Querido Brógui,
Essa edição é de 2004. Em 2003? Sei lá o que estava fazendo. Que esquisito… Aqui, pela primeira vez, o texto é endereçado ao Querido Diário. Ainda não tem o tom que tem hoje, mas está bacaninha.
“Querido Diário
Minha mãe é a prova de que apenas não muda ou não aprende aquele que de fato não o quer ou então aquele que já morreu (daí não é uma questão de querer ou não).
Quando vejo alguém dizer que “sempre fui assim e agora estou muito velho para mudar”, olho para minha mãe e vejo que não é verdade. Quando vejo alguém dizer que “ninguém muda”, olho para minha mãe. Olho para minha mãe e vejo uma pessoa que tenta muito e quase sempre consegue entender coisas que, para a sua geração, são mesmo complicadas de digerir. E digo de novo: as coisas que ela não reformula em sua vida, não é porque ela está velha, mas porque ela não o quer. Ela repensa e decide que aquele juízo que tinha sobre o assunto continua valendo. Ela opta por não mudar seu comportamento.

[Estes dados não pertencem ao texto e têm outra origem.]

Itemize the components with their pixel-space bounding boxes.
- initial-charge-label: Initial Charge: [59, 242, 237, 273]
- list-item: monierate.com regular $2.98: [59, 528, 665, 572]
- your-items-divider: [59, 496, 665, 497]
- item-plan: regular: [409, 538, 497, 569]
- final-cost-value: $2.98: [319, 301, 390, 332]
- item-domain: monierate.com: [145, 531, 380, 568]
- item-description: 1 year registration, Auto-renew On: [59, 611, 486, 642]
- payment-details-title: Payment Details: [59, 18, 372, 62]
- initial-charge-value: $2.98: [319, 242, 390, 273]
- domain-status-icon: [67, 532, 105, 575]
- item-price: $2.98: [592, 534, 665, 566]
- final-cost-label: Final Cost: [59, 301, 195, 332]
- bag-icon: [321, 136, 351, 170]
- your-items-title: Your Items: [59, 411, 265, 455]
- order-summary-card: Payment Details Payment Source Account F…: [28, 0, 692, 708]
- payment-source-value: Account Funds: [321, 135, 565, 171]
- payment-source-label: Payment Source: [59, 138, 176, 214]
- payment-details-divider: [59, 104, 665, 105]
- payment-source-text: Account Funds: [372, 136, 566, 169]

Tenho conversado muito com ela e agora, de uns três anos pra cá, não me surpreendo tanto com as coisas que me diz. Me surpreendia muito antes, porque tinha uma idéia preconceituosa sobre o que ela pensava acerca de determinados assuntos. Preconceito puro, porque na maior parte das vezes, o que eu achava que ela achava não tinha nada a ver com o que ela achava de verdade. Caí das nuvens várias vezes, agora caio menos, mas ainda caio.
Ontem (mais uma vez) ela me pediu perdão por todas as vezes que me bateu. Acho que não foi tanto assim, porque realmente não me lembro. Só lembro do tal chinelo que ela comprou na terrinha, com sola de pneu. Mas acho que ela só usou uma vez e o que ficou foi a lembrança do medo de apanhar e não propriamente da dor. Falei isso para ela, que não me lembrava se tinha apanhado muito e ela disse não saber o que é bater muito ou bater pouco. Bater já é errado, porque a criança é pequena e a mãe é grande, de qualquer forma é covardia.
Ela me pediu perdão porque não teve paciência comigo e com meu irmão como deveria ter tido. Que às vezes batia com raiva porque os outros faziam queixa da gente e ela ficava com vergonha. Às vezes batia porque sabia que meu pai iria brigar com a gente e ela se antecipava.
Como são as coisas, né? Ainda hoje ela pensa que poderia ter sido melhor mãe, que poderia ter feito diferente.
Mamãe, criança não vem com manual de instruções e na maior parte das vezes, se você cometeu erros, estava convicta de que fazia o que era melhor para seus filhos. Com certeza hoje você seria uma mãe diferente. Melhor? Pior? Diferente. Diferente porque já viveu outras situações e já aprendeu outros repertórios. Não há como voltar no tempo e tentar remendar o que já está feito. Na época em que éramos pequenos você não sabia fazer de outra forma, fez o que sabia fazer, como sabia fazer e certa de que agia certo. Além do mais, estava sozinha aqui no Rio, sem sua família, sem seus amigos, sem ninguém para lhe dar uma orientação ou uma ajuda.
Não sei se o que digo serve para aliviar seu coração do arrependimento e da culpa que sente, mas saiba que lembro mais dos livros que me deu para ler do que das palmadas. Lembro mais das brincadeiras de sombras que fazia quando faltava luz do que das broncas. Lembro mais dos trabalhos escolares que fez comigo do que dos castigos que tenha levado.
Lembro da sua expressão de tristeza quando não tinha grana pra me comprar roupas de boutique que minhas coleguinhas tinham e de como se esforçava para costurar alguma coisa que eu gostasse de usar (e eu nunca gostava).
Lembro de você me carregando no colo, com quase dez anos de idade, porque a escola era longe e eu reclamava que estava cansada de andar.
Lembro do domingo no Jardim Zoológico, no Aterro do Flamengo, da farofa na praia de Paquetá. Lembro do bolo que me ensinou a fazer e das festas juninas que organizava pra criançada da vizinhança vir brincar conosco.
Disso tudo eu me lembro, mas as palmadas… nenhuma delas ficou na minha memória.”